Leonard Cheshire's new and very slim Volume, while equally concerned, stands in a totally different category. Forty years on, with memory unimpaired and still vivid, as if it were only yesterday, he tells again, how with William Penny, the outstanding physicist who helped create the bomb, he watched the plutonium device used in action on the doomed port and city of Nagasaki.
Group Captain Cheshire had, ironically enough, won his Victoria Cross over Germany and Europe through his brilliant, daring low-level marking methods as a master bomber.
Because Cheshire's latest version of the story is somewhat truncated, perhaps I may declare an interest. It was more than 30 years ago that he, by a then close friend of mine, asked me to write his life-story. He had packed an enormous amount into his young life and was an accomplished survivor. But, I asked "why not leave it for 30 years?" "Funny you should say that", he replied, "my father said the same thing this very morning."
Nevertheless, I had a formal letter from a publisher by the next post. I fear that the subsequent book, No Passing Glory (still selling, apparently), did not entirely please him, either for its "architecture” or for its disposal of some unnecessary myths.
Yet I stand by what I then wrote: "A few chosen souls have been favoured . . with providential visions which instantly opened their minds to the truth about history or themselves . . It was a pity that nothing comparable overtook Cheshire over Japan; his reason remained sound as a bell, his values untouched.

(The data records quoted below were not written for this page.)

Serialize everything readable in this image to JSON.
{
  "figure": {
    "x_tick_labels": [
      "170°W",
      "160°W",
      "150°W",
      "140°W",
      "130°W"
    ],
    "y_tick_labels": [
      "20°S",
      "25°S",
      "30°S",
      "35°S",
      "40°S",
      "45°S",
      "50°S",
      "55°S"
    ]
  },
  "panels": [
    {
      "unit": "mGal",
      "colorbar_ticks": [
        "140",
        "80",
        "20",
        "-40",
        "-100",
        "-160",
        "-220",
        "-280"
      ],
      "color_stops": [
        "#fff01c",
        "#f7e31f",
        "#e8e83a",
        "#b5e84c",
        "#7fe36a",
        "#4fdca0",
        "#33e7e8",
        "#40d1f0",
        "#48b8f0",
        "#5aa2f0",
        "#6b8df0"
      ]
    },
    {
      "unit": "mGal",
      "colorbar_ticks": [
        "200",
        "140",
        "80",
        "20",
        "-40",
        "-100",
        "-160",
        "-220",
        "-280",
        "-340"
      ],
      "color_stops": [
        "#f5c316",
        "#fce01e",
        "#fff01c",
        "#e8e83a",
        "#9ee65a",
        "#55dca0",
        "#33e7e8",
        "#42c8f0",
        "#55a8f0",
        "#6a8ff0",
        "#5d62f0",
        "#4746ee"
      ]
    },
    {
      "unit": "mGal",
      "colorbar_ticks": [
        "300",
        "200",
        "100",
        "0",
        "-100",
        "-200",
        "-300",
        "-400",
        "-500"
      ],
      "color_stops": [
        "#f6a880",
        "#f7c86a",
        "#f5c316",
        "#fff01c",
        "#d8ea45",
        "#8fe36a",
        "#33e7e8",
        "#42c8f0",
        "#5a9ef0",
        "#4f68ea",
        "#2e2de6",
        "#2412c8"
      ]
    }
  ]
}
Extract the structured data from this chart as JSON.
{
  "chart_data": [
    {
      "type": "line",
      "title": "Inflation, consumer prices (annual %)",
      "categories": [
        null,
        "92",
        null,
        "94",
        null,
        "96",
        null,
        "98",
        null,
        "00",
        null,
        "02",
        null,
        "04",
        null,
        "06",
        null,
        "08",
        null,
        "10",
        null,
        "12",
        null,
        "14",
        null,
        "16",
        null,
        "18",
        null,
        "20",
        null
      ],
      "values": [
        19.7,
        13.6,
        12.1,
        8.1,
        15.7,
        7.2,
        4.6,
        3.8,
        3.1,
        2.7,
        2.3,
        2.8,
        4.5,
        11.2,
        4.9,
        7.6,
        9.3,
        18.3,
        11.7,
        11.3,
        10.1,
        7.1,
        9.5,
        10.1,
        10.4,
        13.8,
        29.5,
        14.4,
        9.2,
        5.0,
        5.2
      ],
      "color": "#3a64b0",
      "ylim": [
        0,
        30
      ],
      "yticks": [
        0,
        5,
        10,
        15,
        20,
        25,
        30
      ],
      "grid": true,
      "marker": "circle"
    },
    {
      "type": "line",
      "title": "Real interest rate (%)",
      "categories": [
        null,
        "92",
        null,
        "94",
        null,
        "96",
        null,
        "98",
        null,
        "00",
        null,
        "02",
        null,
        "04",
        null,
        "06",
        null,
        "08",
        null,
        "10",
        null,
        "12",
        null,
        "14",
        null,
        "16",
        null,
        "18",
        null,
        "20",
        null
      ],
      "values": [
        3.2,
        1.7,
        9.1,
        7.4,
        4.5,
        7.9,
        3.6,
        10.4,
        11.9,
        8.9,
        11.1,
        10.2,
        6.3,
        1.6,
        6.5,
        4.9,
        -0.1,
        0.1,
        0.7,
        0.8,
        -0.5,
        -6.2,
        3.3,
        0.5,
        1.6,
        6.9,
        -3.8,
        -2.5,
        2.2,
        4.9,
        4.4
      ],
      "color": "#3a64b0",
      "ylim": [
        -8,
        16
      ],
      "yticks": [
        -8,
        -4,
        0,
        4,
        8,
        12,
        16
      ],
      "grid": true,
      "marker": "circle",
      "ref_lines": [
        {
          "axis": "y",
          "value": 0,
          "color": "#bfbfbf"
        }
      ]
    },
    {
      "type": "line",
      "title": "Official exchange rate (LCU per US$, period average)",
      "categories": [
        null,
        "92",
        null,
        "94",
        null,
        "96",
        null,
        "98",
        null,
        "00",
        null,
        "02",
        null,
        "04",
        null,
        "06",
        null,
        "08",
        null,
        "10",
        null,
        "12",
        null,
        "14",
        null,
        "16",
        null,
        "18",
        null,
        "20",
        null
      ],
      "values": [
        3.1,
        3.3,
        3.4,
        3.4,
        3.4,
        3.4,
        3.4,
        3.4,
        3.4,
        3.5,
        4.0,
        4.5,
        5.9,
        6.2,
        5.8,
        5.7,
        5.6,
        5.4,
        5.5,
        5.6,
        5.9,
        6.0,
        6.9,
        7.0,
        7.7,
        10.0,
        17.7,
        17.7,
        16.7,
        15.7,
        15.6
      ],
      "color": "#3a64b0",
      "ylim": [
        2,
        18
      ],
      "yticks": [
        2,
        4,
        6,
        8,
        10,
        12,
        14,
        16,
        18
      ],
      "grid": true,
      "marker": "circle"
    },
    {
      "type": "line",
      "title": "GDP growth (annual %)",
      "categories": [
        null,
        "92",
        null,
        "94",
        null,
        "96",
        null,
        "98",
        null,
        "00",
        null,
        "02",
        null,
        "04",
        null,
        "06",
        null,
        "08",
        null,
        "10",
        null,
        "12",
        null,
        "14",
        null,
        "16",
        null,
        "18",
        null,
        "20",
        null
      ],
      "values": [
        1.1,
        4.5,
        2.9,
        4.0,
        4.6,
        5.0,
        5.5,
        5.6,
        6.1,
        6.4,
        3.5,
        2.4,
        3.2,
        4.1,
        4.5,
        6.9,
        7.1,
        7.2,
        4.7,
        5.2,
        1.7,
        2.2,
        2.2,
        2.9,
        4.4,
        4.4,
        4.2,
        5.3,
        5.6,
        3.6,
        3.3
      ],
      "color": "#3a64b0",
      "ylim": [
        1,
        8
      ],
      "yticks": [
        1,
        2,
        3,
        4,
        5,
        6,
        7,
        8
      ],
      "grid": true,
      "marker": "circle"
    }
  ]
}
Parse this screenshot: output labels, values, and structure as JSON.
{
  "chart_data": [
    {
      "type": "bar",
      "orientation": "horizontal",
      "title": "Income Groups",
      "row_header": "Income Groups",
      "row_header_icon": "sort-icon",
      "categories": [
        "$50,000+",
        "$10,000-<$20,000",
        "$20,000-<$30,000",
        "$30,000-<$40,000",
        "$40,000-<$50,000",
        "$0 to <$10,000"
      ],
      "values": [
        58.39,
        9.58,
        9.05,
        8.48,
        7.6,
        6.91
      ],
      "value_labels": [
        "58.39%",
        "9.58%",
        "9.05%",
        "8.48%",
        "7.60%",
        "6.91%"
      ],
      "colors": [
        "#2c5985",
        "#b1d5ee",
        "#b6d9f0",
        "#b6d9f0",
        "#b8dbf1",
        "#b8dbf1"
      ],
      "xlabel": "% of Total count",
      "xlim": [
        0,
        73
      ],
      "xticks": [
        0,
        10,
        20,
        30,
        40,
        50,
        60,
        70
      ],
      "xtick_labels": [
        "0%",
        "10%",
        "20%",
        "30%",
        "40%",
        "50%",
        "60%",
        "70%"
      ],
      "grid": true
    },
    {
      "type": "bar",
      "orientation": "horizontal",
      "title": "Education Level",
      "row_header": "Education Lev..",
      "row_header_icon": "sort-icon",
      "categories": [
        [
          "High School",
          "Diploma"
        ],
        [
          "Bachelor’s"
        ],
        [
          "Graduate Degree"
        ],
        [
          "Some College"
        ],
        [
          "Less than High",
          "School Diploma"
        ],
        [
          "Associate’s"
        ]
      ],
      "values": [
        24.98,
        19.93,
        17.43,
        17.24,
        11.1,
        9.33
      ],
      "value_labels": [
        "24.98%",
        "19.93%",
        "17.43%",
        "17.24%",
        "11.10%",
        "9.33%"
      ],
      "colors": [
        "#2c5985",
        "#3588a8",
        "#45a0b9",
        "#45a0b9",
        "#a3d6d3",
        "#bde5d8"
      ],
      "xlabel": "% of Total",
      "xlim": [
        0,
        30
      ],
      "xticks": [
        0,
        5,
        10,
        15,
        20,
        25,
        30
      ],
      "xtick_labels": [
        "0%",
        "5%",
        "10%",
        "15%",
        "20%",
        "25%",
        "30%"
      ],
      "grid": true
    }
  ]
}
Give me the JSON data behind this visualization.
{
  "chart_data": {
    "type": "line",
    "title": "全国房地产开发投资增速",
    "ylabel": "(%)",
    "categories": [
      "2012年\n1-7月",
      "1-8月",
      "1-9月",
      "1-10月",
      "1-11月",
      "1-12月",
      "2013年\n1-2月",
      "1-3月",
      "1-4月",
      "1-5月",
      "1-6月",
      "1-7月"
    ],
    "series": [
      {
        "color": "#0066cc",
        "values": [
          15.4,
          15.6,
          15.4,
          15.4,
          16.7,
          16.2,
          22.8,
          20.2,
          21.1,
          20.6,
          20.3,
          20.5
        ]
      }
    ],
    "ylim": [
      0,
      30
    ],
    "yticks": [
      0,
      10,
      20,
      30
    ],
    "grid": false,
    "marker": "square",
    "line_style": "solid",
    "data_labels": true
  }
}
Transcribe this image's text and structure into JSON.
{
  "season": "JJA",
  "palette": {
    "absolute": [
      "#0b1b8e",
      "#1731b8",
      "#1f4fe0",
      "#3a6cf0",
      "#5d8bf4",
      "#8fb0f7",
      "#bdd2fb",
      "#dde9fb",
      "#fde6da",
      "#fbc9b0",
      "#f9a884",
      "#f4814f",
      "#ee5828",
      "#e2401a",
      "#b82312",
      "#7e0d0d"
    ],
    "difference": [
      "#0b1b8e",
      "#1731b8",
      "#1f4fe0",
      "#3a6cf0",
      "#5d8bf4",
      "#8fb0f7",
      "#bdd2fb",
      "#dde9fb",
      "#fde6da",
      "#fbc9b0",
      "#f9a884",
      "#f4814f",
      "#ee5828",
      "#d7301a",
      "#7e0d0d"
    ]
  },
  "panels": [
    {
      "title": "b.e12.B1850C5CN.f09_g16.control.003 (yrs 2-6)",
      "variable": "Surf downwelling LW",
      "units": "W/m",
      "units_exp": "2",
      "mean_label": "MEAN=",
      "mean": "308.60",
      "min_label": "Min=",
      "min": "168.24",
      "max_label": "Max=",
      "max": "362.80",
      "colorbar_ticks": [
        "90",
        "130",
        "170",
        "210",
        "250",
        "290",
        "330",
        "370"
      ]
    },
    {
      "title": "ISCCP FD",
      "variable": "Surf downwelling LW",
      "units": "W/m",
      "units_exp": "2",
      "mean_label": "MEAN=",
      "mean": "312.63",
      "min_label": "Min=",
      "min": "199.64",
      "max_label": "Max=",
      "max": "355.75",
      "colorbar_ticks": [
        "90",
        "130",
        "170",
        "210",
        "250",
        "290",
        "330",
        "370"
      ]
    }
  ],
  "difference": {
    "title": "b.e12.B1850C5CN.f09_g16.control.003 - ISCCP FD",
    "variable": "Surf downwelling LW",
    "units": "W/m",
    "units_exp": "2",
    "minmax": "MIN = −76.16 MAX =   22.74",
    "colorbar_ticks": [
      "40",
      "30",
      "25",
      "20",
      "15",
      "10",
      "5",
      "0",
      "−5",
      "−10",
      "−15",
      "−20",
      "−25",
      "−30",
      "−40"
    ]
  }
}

The route to Nagasaki was neither the road to Damascus nor a short cut to bedlam for him."
Indeed it was not for him a simple matter of a blinding and searing flash, as though the whole world had turned over. Between his conversion to Catholicism in 1948 and his gradual acceptance of the nuclear deterrent, he had slowly reached a plateau of thought, a kind of compromise, if you wish.
In The Light of Many Suns, after the 30 years which I at first thought should elapse before a biography should be written, Cheshire sums up his carefully digested arguments for the huge arsenals of hydrogen and other weapons held by the superpowers: "Nuclear knowledge cannot be disinvented", he writes, "it will remain with us to the end of time, to be put to the service of mankind in more ways than we can at present foresee . . To have to live with the horror which that single bomb caused is a harrowing experience and a source of great personal regret; but I find that the very fact of thinking about it immediately recalls the infinitely greater horror that the totality of the war, until that moment, had constituted 55 million killed, and nobody knows how many maimed in one war or another for the rest of their lives."
Whether the Bruce Kents of .this world would believe it, or not, remains a different matter.